Given a two dimensional heat equation $\displaystyle \frac{\partial u}{\partial t}=K(\frac{\partial^2 u}{\partial x^2}+\frac{\partial^2 u}{\partial y^2})$ solved using ADI (the alternating-direction implicit method) which is described by
$\displaystyle \frac{w_{k,j}^{n+\frac{1}{2}}-w_{k,j}^n}{\tau}=\frac{K}{2h^2}(\delta^2_xw_{k,j}^{n+\frac{1}{2}}+\delta^2_yw_{k,j}^{n})$ and
$\displaystyle \frac{w_{k,j}^{n+1}-w_{k,j}^{n+\frac{1}{2}}}{\tau}=\frac{K}{2h^2}(\delta^2_xw_{k,j}^{n+\frac{1}{2}}+\delta^2_yw_{k,j}^{n+1})$.
I am required to find the local truncation error of this method, by summing the two equations and then subtracting the second from the first I arrive at an equation which coincides with the Crank-Nicholson method with an extra term. I know that Crank-Nicholson has error $O(\tau^2+h^2)$ so must calculate the error of the extra term, which is
$\displaystyle \frac{K^2\tau}{4h^4}\delta^2_x\delta^2_y(w_{k,j}^n-w_{k,j}^{n+1})$.
I have calculated the necessary Taylor series and found
$\displaystyle \frac{1}{h^4}\delta^2_x\delta^2_yu_{k,j}^n=u_{xxyy}(x_k,y_j,t_n)+O(h^2) $ and
$\displaystyle \frac{1}{h^4}\delta^2_x\delta^2_yu_{k,j}^{n+1}=u_{xxyy}(x_k,y_j,t_{n+1})+O(h^2) $.
In the model solution the next step is to say
$\displaystyle \frac{K^2\tau}{4h^4}\delta^2_x\delta^2_y(u_{k,j}^n-u_{k,j}^{n+1})=\frac{K^2\tau^2}{4}(u_{xxyyt}(x_k,y_j,t_n)+O(\tau))+O(\tau h^2)=O(\tau^2)$.

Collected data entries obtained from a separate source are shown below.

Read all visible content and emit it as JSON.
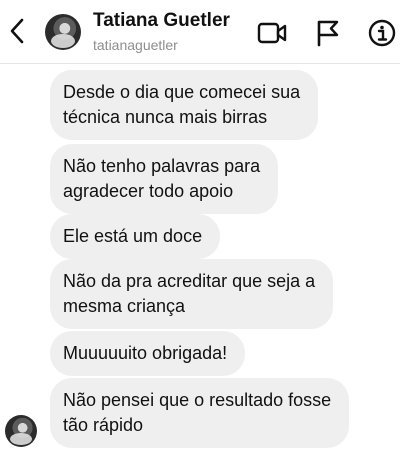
{
  "header": {
    "name": "Tatiana Guetler",
    "username": "tatianaguetler"
  },
  "icons": {
    "back": "chevron-left-icon",
    "video": "video-camera-icon",
    "flag": "flag-icon",
    "info": "info-icon"
  },
  "messages": [
    {
      "lines": [
        "Desde o dia que comecei sua",
        "técnica nunca mais birras"
      ]
    },
    {
      "lines": [
        "Não tenho palavras para",
        "agradecer todo apoio"
      ]
    },
    {
      "lines": [
        "Ele está um doce"
      ]
    },
    {
      "lines": [
        "Não da pra acreditar que seja a",
        "mesma criança"
      ]
    },
    {
      "lines": [
        "Muuuuuito obrigada!"
      ]
    },
    {
      "lines": [
        "Não pensei que o resultado fosse",
        "tão rápido"
      ]
    }
  ],
  "colors": {
    "bubble": "#efefef",
    "text": "#111111",
    "secondary_text": "#8e8e8e"
  }
}
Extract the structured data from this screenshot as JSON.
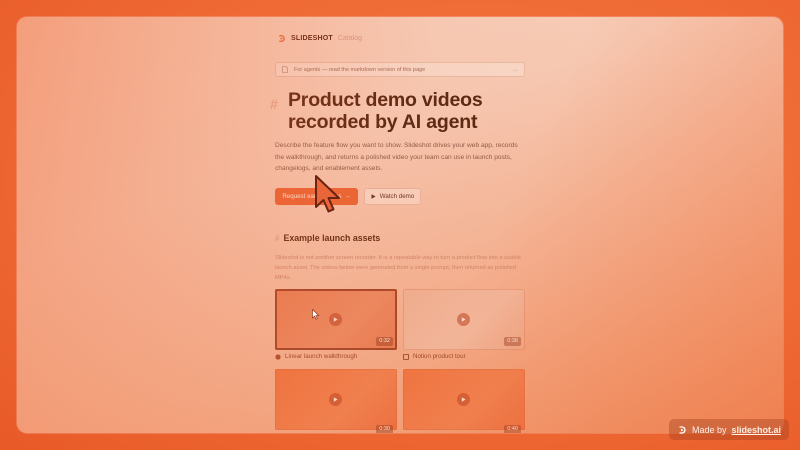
{
  "brand": {
    "name": "SLIDESHOT",
    "tag": "Catalog"
  },
  "notice": {
    "text": "For agents — read the markdown version of this page",
    "arrow": "→"
  },
  "hero": {
    "hash": "#",
    "title": "Product demo videos recorded by AI agent",
    "description": "Describe the feature flow you want to show. Slideshot drives your web app, records the walkthrough, and returns a polished video your team can use in launch posts, changelogs, and enablement assets."
  },
  "buttons": {
    "primary_label": "Request early access",
    "primary_arrow": "→",
    "secondary_label": "Watch demo"
  },
  "examples": {
    "hash": "#",
    "title": "Example launch assets",
    "description": "Slideshot is not another screen recorder. It is a repeatable way to turn a product flow into a usable launch asset. The videos below were generated from a single prompt, then returned as polished MP4s.",
    "cards": [
      {
        "label": "Linear launch walkthrough",
        "duration": "0:32"
      },
      {
        "label": "Notion product tour",
        "duration": "0:38"
      },
      {
        "label": "",
        "duration": "0:30"
      },
      {
        "label": "",
        "duration": "0:40"
      }
    ]
  },
  "watermark": {
    "prefix": "Made by",
    "link": "slideshot.ai"
  },
  "icons": {
    "app": "slideshot-logo-icon",
    "cursor": "mouse-pointer-icon",
    "play": "play-icon",
    "document": "document-icon"
  },
  "colors": {
    "accent": "#ea6533",
    "background": "#ef6a35",
    "heading": "#5a2712"
  }
}
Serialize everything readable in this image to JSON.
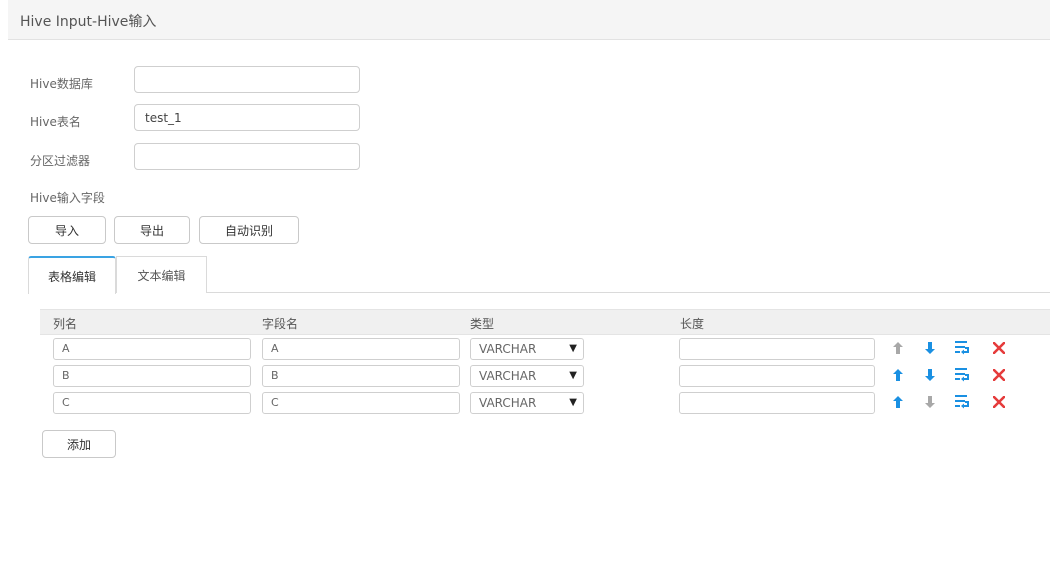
{
  "window": {
    "title": "Hive Input-Hive输入"
  },
  "form": {
    "database": {
      "label": "Hive数据库",
      "value": ""
    },
    "table": {
      "label": "Hive表名",
      "value": "test_1"
    },
    "partition_filter": {
      "label": "分区过滤器",
      "value": ""
    },
    "fields_section_label": "Hive输入字段"
  },
  "toolbar": {
    "import_label": "导入",
    "export_label": "导出",
    "auto_detect_label": "自动识别"
  },
  "tabs": [
    {
      "label": "表格编辑",
      "active": true
    },
    {
      "label": "文本编辑",
      "active": false
    }
  ],
  "table": {
    "columns": [
      "列名",
      "字段名",
      "类型",
      "长度"
    ],
    "rows": [
      {
        "column": "A",
        "field": "A",
        "type": "VARCHAR",
        "length": "",
        "up_enabled": false,
        "down_enabled": true
      },
      {
        "column": "B",
        "field": "B",
        "type": "VARCHAR",
        "length": "",
        "up_enabled": true,
        "down_enabled": true
      },
      {
        "column": "C",
        "field": "C",
        "type": "VARCHAR",
        "length": "",
        "up_enabled": true,
        "down_enabled": false
      }
    ]
  },
  "add_button_label": "添加",
  "colors": {
    "accent": "#1a90e2",
    "delete": "#e53b3b",
    "disabled": "#a8a8a8",
    "tab_active_border": "#3aa3e3"
  }
}
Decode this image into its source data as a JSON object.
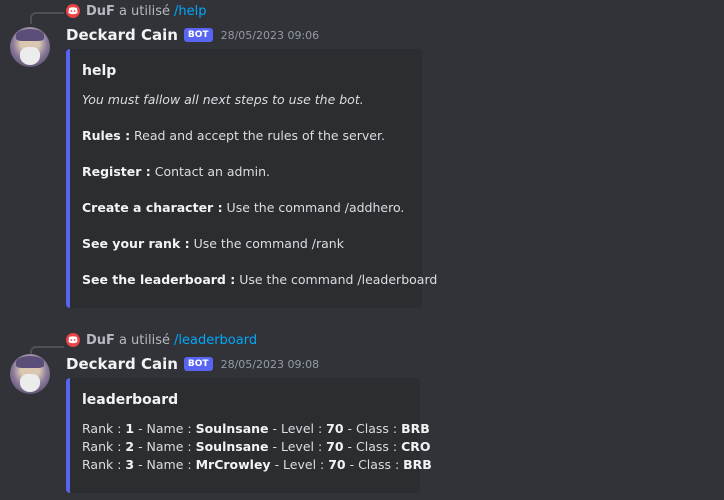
{
  "messages": [
    {
      "reply": {
        "user": "DuF",
        "text": "a utilisé",
        "command": "/help"
      },
      "author": "Deckard Cain",
      "bot_tag": "BOT",
      "timestamp": "28/05/2023 09:06",
      "embed": {
        "title": "help",
        "intro": "You must fallow all next steps to use the bot.",
        "steps": [
          {
            "label": "Rules :",
            "text": " Read and accept the rules of the server."
          },
          {
            "label": "Register :",
            "text": " Contact an admin."
          },
          {
            "label": "Create a character :",
            "text": " Use the command /addhero."
          },
          {
            "label": "See your rank :",
            "text": " Use the command /rank"
          },
          {
            "label": "See the leaderboard :",
            "text": " Use the command /leaderboard"
          }
        ]
      }
    },
    {
      "reply": {
        "user": "DuF",
        "text": "a utilisé",
        "command": "/leaderboard"
      },
      "author": "Deckard Cain",
      "bot_tag": "BOT",
      "timestamp": "28/05/2023 09:08",
      "embed": {
        "title": "leaderboard",
        "labels": {
          "rank": "Rank : ",
          "name": " - Name : ",
          "level": " - Level : ",
          "class": " - Class : "
        },
        "rows": [
          {
            "rank": "1",
            "name": "Soulnsane",
            "level": "70",
            "class": "BRB"
          },
          {
            "rank": "2",
            "name": "Soulnsane",
            "level": "70",
            "class": "CRO"
          },
          {
            "rank": "3",
            "name": "MrCrowley",
            "level": "70",
            "class": "BRB"
          }
        ]
      }
    }
  ],
  "colors": {
    "accent": "#5865f2",
    "background": "#313338",
    "embed_bg": "#2b2d31",
    "command_link": "#00a8fc"
  }
}
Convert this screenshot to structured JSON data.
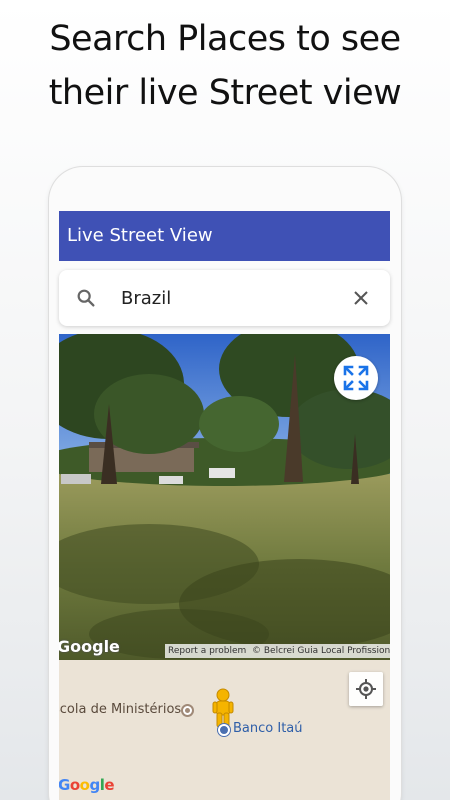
{
  "promo": {
    "line1": "Search Places to see",
    "line2": "their live Street view"
  },
  "app_bar": {
    "title": "Live Street View",
    "color": "#3f51b5"
  },
  "search": {
    "value": "Brazil",
    "icon": "search-icon",
    "clear_icon": "close-icon"
  },
  "street_view": {
    "fullscreen_icon": "fullscreen-icon",
    "google_logo": "Google",
    "report_link": "Report a problem",
    "copyright": "© Belcrei Guia Local Profissional"
  },
  "map": {
    "places": [
      {
        "name": "scola de Ministérios",
        "type": "poi"
      },
      {
        "name": "Banco Itaú",
        "type": "bank"
      }
    ],
    "google_logo": "Google",
    "location_icon": "my-location-icon"
  },
  "colors": {
    "accent_blue": "#1a73e8",
    "map_background": "#ebe3d6",
    "pegman": "#f5b400"
  }
}
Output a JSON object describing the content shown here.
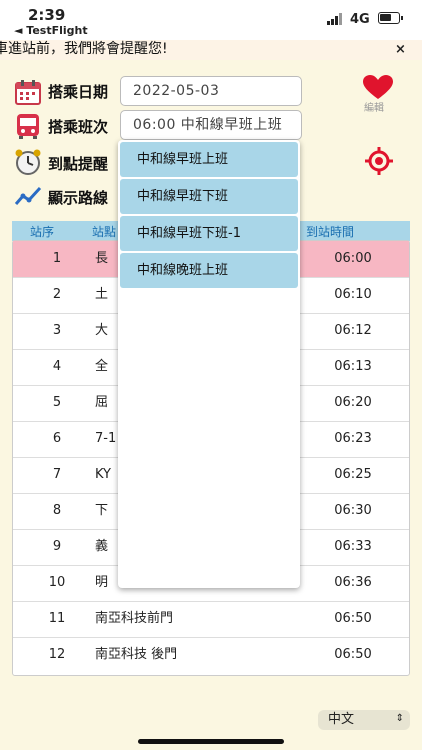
{
  "status_bar": {
    "time": "2:39",
    "back_app": "◄ TestFlight",
    "network": "4G"
  },
  "banner": {
    "text": "車進站前，我們將會提醒您!",
    "close": "×"
  },
  "form": {
    "date_label": "搭乘日期",
    "date_value": "2022-05-03",
    "trip_label": "搭乘班次",
    "trip_value": "06:00 中和線早班上班",
    "alert_label": "到點提醒",
    "route_label": "顯示路線",
    "edit_label": "編輯"
  },
  "table": {
    "headers": [
      "站序",
      "站點",
      "到站時間"
    ],
    "rows": [
      {
        "seq": "1",
        "stop": "長",
        "time": "06:00"
      },
      {
        "seq": "2",
        "stop": "土",
        "time": "06:10"
      },
      {
        "seq": "3",
        "stop": "大",
        "time": "06:12"
      },
      {
        "seq": "4",
        "stop": "全",
        "time": "06:13"
      },
      {
        "seq": "5",
        "stop": "屈",
        "time": "06:20"
      },
      {
        "seq": "6",
        "stop": "7-1",
        "time": "06:23"
      },
      {
        "seq": "7",
        "stop": "KY",
        "time": "06:25"
      },
      {
        "seq": "8",
        "stop": "下",
        "time": "06:30"
      },
      {
        "seq": "9",
        "stop": "義",
        "time": "06:33"
      },
      {
        "seq": "10",
        "stop": "明",
        "time": "06:36"
      },
      {
        "seq": "11",
        "stop": "南亞科技前門",
        "time": "06:50"
      },
      {
        "seq": "12",
        "stop": "南亞科技 後門",
        "time": "06:50"
      }
    ]
  },
  "dropdown": {
    "options": [
      "中和線早班上班",
      "中和線早班下班",
      "中和線早班下班-1",
      "中和線晚班上班"
    ]
  },
  "language": {
    "selected": "中文"
  },
  "colors": {
    "accent": "#e0142d",
    "header": "#a9d6e8",
    "highlight": "#f7b7c3",
    "background": "#fbf7e1"
  }
}
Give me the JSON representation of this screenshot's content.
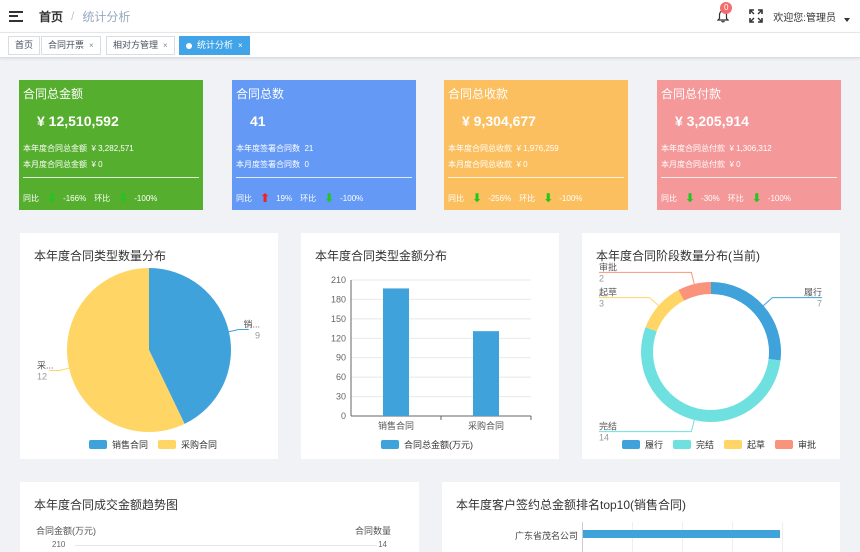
{
  "navbar": {
    "breadcrumb_home": "首页",
    "breadcrumb_separator": "/",
    "breadcrumb_current": "统计分析",
    "notification_count": "0",
    "welcome_text": "欢迎您:管理员"
  },
  "tags": [
    {
      "label": "首页",
      "closable": false,
      "active": false
    },
    {
      "label": "合同开票",
      "closable": true,
      "active": false
    },
    {
      "label": "相对方管理",
      "closable": true,
      "active": false
    },
    {
      "label": "统计分析",
      "closable": true,
      "active": true
    }
  ],
  "tag_close_glyph": "×",
  "cards": [
    {
      "title": "合同总金额",
      "amount": "¥ 12,510,592",
      "row1_label": "本年度合同总金额",
      "row1_value": "¥ 3,282,571",
      "row2_label": "本月度合同总金额",
      "row2_value": "¥ 0",
      "yoy_label": "同比",
      "yoy_arrow": "down",
      "yoy_value": "-166%",
      "mom_label": "环比",
      "mom_arrow": "down",
      "mom_value": "-100%",
      "color": "#55ae2d"
    },
    {
      "title": "合同总数",
      "amount": "41",
      "row1_label": "本年度签署合同数",
      "row1_value": "21",
      "row2_label": "本月度签署合同数",
      "row2_value": "0",
      "yoy_label": "同比",
      "yoy_arrow": "up",
      "yoy_value": "19%",
      "mom_label": "环比",
      "mom_arrow": "down",
      "mom_value": "-100%",
      "color": "#6499f5"
    },
    {
      "title": "合同总收款",
      "amount": "¥ 9,304,677",
      "row1_label": "本年度合同总收款",
      "row1_value": "¥ 1,976,259",
      "row2_label": "本月度合同总收款",
      "row2_value": "¥ 0",
      "yoy_label": "同比",
      "yoy_arrow": "down",
      "yoy_value": "-256%",
      "mom_label": "环比",
      "mom_arrow": "down",
      "mom_value": "-100%",
      "color": "#fbbf5f"
    },
    {
      "title": "合同总付款",
      "amount": "¥ 3,205,914",
      "row1_label": "本年度合同总付款",
      "row1_value": "¥ 1,306,312",
      "row2_label": "本月度合同总付款",
      "row2_value": "¥ 0",
      "yoy_label": "同比",
      "yoy_arrow": "down",
      "yoy_value": "-30%",
      "mom_label": "环比",
      "mom_arrow": "down",
      "mom_value": "-100%",
      "color": "#f4989a"
    }
  ],
  "arrow_glyphs": {
    "down": "⬇",
    "up": "⬆"
  },
  "panels": {
    "pie_title": "本年度合同类型数量分布",
    "bar_title": "本年度合同类型金额分布",
    "donut_title": "本年度合同阶段数量分布(当前)",
    "trend_title": "本年度合同成交金额趋势图",
    "rank_title": "本年度客户签约总金额排名top10(销售合同)"
  },
  "chart_data": [
    {
      "type": "pie",
      "title": "本年度合同类型数量分布",
      "slices": [
        {
          "name": "销售合同",
          "value": 9,
          "color": "#3fa2da",
          "label": "销..."
        },
        {
          "name": "采购合同",
          "value": 12,
          "color": "#ffd666",
          "label": "采..."
        }
      ]
    },
    {
      "type": "bar",
      "title": "本年度合同类型金额分布",
      "categories": [
        "销售合同",
        "采购合同"
      ],
      "series": [
        {
          "name": "合同总金额(万元)",
          "values": [
            197,
            131
          ],
          "color": "#3fa2da"
        }
      ],
      "ylim": [
        0,
        210
      ],
      "yticks": [
        "0",
        "30",
        "60",
        "90",
        "120",
        "150",
        "180",
        "210"
      ]
    },
    {
      "type": "pie",
      "title": "本年度合同阶段数量分布(当前)",
      "slices": [
        {
          "name": "履行",
          "value": 7,
          "color": "#3fa2da"
        },
        {
          "name": "完结",
          "value": 14,
          "color": "#6fe0e0"
        },
        {
          "name": "起草",
          "value": 3,
          "color": "#ffd666"
        },
        {
          "name": "审批",
          "value": 2,
          "color": "#f9937b"
        }
      ]
    },
    {
      "type": "line",
      "title": "本年度合同成交金额趋势图",
      "ylabel": "合同金额(万元)",
      "y2label": "合同数量",
      "ytop_tick": "210",
      "y2top_tick": "14"
    },
    {
      "type": "bar",
      "title": "本年度客户签约总金额排名top10(销售合同)",
      "categories": [
        "广东省茂名公司"
      ]
    }
  ]
}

I don't understand this final step. I can follow the first equality, but then I would have thought this was equal to $O(\tau^3)+O(\tau h^2)$. Can somebody explain why it is in fact equal to $O(\tau^2)$?
Thanks
By the way, $\delta_x^2 w_{k,j}=w_{k+1,j}-2w_{k,j}+w_{k-1,j}$.
Best Answer
The error is $O(\tau^3)+O(\tau^2)+O(\tau h^2)=O(\tau^2)+O(\tau h^2)=O(\tau^2)$ as that is of the smallest degree.